Я боюсь смотреть в зеркала. Боюсь и одновременно обожаю, это моя пряность, моя острая приправа, когда, чуть переборщив, выпучиваешь глаза и валишься без чувств с перехваченным дыханием. Потому что невозможно просто подойти к зеркалу и посмотреть в него; просто посмотреть. Куда там! В зеркало можно только нырнуть. С разбегу или с места, плашмя, а то и солдатиком повалишься туда, и неизвестно, когда сделаешь потом свой первый вдох. Зеркало врет или говорит правду – не понять; «да» и «нет» сплетаются в единый жгут, все коверкается, и ты чувствуешь, как, сбрасывая собственную кожу, превращаешься во что-то иное – в какое-нибудь причудливое создание с полотна Иеронима Босха. В собственную тень. В границу собственной тени. В мушку на щеке красотки декаданса, зимний лед, Анды и Кордильеры, бражника «мертвая голова». Глотаешь потом воздух – и опять: мажешь губы малиновой помадой жены, обводишь этот контур перламутровой, а тот, в свою очередь, ярко-алой – погружаешься вниз под грузом этих разноцветных пятен, и вдруг, махнув хвостом, опускаешься на самое дно и выклевываешь из ила червя-нереида своим рыбьим носом. Застываешь там, в зелено-сажевой тьме, и понимаешь, что это капкан – ибо рыбе нет выхода из воды. Ты погиб, ты исчез в мутной толще, пропал ни за грош!

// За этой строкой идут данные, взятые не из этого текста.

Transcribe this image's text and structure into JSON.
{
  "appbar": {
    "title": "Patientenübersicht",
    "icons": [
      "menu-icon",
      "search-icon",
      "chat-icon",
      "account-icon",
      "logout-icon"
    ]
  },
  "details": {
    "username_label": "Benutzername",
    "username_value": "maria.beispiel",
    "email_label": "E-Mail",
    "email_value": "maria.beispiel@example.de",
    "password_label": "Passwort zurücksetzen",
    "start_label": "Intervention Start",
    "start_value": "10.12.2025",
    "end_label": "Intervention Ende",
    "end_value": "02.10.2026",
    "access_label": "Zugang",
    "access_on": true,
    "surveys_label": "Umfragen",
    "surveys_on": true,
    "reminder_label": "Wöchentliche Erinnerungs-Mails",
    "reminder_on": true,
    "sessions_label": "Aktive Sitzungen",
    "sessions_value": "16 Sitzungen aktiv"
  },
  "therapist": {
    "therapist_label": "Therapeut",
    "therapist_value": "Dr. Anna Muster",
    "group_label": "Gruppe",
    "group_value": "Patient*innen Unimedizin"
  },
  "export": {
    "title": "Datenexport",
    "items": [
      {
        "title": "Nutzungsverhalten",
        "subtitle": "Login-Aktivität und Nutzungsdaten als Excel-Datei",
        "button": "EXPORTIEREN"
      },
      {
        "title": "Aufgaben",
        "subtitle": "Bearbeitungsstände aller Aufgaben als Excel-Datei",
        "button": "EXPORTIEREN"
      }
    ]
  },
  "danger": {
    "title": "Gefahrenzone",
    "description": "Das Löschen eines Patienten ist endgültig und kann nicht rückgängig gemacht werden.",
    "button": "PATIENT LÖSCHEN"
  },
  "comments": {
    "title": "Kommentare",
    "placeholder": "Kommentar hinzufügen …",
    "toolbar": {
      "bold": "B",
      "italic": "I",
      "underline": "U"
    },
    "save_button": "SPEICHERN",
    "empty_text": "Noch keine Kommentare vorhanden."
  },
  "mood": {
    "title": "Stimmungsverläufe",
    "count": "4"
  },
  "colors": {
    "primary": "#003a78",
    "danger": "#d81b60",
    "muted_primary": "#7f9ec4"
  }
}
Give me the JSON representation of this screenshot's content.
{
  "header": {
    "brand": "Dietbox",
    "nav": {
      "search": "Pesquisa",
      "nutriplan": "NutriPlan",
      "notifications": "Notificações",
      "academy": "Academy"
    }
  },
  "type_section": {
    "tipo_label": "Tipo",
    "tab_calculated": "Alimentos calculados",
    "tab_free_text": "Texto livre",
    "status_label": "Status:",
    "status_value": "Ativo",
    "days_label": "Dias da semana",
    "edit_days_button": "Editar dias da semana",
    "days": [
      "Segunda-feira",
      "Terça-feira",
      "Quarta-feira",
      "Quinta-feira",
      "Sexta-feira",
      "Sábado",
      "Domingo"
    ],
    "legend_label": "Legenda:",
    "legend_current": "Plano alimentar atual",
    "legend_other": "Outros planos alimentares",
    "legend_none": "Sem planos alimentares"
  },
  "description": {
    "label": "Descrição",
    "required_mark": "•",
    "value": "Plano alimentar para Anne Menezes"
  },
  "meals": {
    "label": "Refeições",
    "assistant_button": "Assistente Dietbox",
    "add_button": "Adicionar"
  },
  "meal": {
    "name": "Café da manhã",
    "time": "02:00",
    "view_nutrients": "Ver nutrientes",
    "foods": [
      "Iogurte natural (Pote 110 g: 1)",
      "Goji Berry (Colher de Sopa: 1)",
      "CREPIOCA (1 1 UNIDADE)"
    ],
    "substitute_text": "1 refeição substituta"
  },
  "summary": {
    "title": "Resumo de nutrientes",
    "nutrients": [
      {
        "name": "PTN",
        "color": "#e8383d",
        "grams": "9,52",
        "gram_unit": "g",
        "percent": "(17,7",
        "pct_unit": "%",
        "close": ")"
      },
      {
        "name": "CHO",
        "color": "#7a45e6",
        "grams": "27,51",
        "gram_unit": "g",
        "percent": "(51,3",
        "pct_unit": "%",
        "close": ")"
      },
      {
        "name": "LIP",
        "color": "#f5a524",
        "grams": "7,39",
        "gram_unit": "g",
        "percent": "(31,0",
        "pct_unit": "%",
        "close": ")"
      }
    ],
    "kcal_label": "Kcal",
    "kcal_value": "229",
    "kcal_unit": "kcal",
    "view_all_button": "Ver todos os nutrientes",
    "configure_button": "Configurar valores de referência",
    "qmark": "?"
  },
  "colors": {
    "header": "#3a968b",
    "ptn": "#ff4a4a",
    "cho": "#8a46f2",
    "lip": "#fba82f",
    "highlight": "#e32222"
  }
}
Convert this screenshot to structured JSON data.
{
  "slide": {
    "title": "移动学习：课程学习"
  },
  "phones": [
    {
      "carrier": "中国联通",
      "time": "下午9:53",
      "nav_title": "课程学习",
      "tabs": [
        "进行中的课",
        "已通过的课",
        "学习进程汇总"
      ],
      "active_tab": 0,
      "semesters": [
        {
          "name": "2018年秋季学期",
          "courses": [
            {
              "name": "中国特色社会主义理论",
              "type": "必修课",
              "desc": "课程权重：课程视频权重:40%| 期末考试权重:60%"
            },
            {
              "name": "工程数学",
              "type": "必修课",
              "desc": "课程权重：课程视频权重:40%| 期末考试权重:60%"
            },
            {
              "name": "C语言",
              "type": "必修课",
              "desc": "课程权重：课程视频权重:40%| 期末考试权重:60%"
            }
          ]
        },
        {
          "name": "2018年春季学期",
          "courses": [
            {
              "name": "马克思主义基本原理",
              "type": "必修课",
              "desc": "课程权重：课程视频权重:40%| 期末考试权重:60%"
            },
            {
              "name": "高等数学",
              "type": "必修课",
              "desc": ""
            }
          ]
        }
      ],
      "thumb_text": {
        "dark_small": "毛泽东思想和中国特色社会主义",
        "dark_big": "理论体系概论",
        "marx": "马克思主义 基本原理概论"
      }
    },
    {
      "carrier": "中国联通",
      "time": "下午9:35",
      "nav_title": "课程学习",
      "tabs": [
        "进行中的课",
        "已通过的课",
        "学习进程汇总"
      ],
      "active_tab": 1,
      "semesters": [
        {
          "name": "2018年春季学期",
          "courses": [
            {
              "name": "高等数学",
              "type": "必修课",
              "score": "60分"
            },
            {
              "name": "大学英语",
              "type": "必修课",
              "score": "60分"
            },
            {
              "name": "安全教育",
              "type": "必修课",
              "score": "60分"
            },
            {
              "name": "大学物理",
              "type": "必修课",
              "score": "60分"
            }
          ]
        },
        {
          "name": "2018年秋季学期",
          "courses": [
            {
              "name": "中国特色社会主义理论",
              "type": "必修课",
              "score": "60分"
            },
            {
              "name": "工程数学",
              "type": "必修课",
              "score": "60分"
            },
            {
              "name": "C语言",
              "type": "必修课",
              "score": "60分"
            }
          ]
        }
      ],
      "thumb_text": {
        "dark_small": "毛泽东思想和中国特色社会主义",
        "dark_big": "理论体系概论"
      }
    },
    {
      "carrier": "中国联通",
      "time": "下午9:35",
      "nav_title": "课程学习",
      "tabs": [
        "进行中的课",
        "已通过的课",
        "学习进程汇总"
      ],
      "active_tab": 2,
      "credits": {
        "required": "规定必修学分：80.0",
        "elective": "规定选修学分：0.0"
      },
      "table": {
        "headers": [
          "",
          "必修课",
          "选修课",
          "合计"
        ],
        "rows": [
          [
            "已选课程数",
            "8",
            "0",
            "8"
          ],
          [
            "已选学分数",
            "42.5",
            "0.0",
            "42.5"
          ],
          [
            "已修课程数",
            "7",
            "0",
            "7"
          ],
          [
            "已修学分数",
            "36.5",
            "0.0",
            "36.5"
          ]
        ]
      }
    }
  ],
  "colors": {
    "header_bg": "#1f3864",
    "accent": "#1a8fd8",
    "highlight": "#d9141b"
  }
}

А потом телефонный звонок выдергивает тебя за растопыренные жабры – и ты обнаруживаешь себя дорисовывающим помадой еще какие-то черточки на собственном отражении в зеркале (или наоборот, так что и не разберешься сперва, кто из вас должен подходить к телефону).
Так было и когда сестра моей жены стояла у себя в коридоре, щелкала семечки и плевала шелуху в самодельный бумажный кулек, часы показывали два часа двадцать минут пополудни, потом двадцать одну минуту, и она от нетерпения ставила ногу на маленькую табуреточку и отбивала носком ритм, у уха же держала правой рукой телефонную трубку, а левой поправляла оборочки на фланелевом халате с красными и желтыми пионами на черном ночном фоне. Птичьи потроха варились у нее на кухне в большой кастрюле, гусиная голова то и дело выныривала и рассматривала засаленный кафель равнодушными желтыми глазами. И из трубки неслись тревожные нудные гудки, будто молится жалостливо богу старичок.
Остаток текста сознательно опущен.